Recipe Type: Dessert Style: French
Method: Fried/Roasted Served: 22-25
Ingredients:-
2 Cups = 250 gm. Refined Flour
1 Tbsp. Semolina (Rava)
50 gm. Deshi Ghee
2 Tbsp. Milk
Warm Water
Stuffing:-
½ Cup Semolina (Rava)
½ Cup Mava (Khoya)
½ Cup Icing Sugar (Sugar Powder)
¼ Cup Dry Grated Coconut
1 Tbsp. Almond Flacks
1 Tbsp. Kaju
1 Tbsp. Raisins Cuts
5-6 Green Cardamom Powder
Ghee for frying
Preparation:-
- For making dough Pour in bowls (flour, semolina, ghee and crumble very well, and add milk and warm water). And make tight dough.

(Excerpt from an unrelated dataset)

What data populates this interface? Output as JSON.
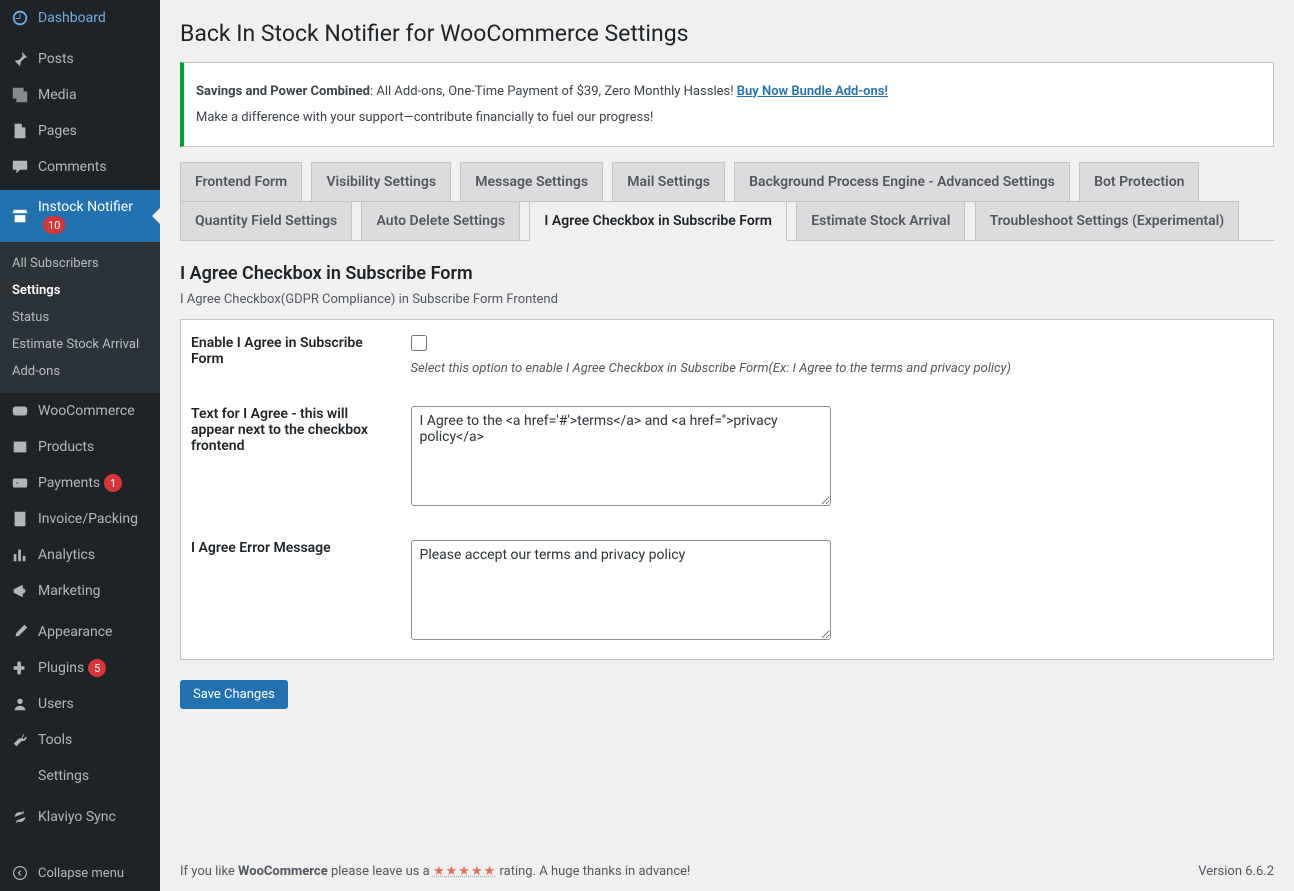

- Take pan and heat and cook semolina with ghee until brown.
- Again in pan slow heat cook mava and keep in separate, same pan sautéed dry grated coconut till crisp.
- Crushed all dried fruits and mix all together in mixing bowls with icing sugar & green cardamom powder.
- Make a small lohi of dough and roll for small chatpati and stuffed with dry mixture and bind around half moon shape.
- Heat ghee in separate kadai and slow flame fried all half-moon Gujiya.
- Serve in any plate or platter and garnish with dry nuts and saffron.
Notes: – Its make in two types dry gujiya and syrup gujiya. Syrup gujiya dip in sugar syrup and strain from syrup and serve in plate.